If a mere seven more MPs had voted with Prime Minister J.B.M. Hertzog in favor of neutrality, South Africa’s history would have been quite different. Parliament’s narrow decision to go to war in 1939 led to a seismic upheaval throughout the 1940s: black people streamed in their thousands from rural areas to the cities in search of jobs; volunteers of all races answered the call to go ‘up north’ to fight; and opponents of the Smuts government actively hindered the war effort by attacking soldiers and committing acts of sabotage.

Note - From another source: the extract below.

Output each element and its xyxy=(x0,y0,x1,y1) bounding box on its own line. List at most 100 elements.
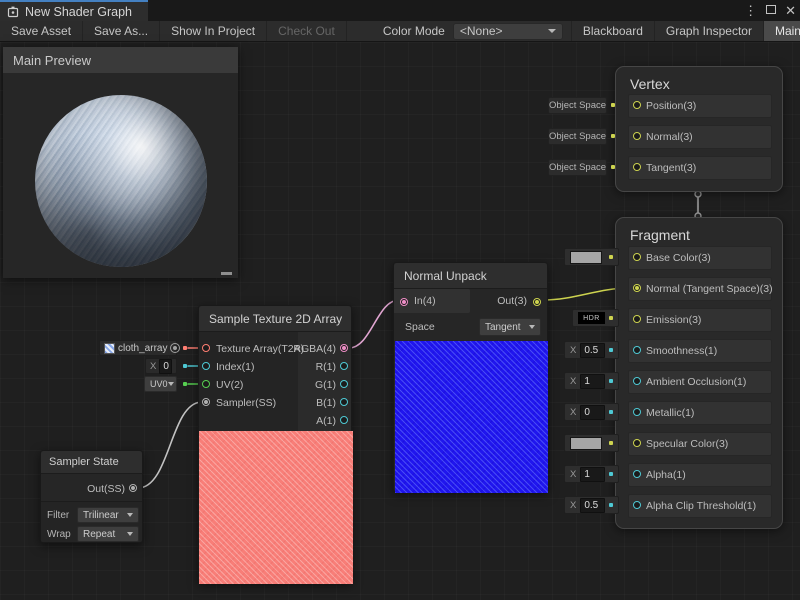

World War II upended South Africa’s politics, ruining attempts to forge white unity and galvanizing opposition to segregation among African, Indian and colored communities. It also sparked debates among nationalists, socialists, liberals and communists such as the country had never previously experienced.
As Richard Steyn recounts so compellingly in 'SEVEN VOTES', the war’s unforeseen consequence was the boost it gave to nationalism, both Afrikaner and African, that went on to transform the country in the second half of the 20th century. The book brings to life an extraordinary cast of characters, including wartime leader Jan Smuts, D.F. Malan and his National Party colleagues, African nationalists from Anton Lembede and A.B. Xuma to Walter Sisulu and Nelson Mandela, the influential Indian activists Yusuf Dadoo and Monty Naicker, and many others.
A graduate of Stellenbosch University, Richard Steyn practised as a lawyer before switching to journalism. He edited the Natal Witness in Pietermaritzburg from 1975-90, was a Nieman Fellow at Harvard University in 1985/86, and editor in chief of The Star from 1990-95.
This book provided perspective on much the talk I heard as a child. I was born in the middle 1950s. My mother's family had been staunch United Party supporters. My uncles had fought 'up North'. For them the Nationalist Party victory in 1948 was a severe blow. I now understand how it came about.
The book also provided a background to the liberation struggle. I understand the relationship between communists and the ANC much better. Had the whites only thought of the country's future and not only their own between 1910 and 1948.
Steyn illustrates the enigma of Smuts the international leader compared to Smuts the South African politician. Well written.
This is a must read for all who need to have an understanding of South Africa's modern and recent history. It fills in gaps that one will not necessarily find in other books. This one taught me a bit of sympathy for Smuts, caught between fighting for democracy in Europe and, to some extent, fighting against it in RSA.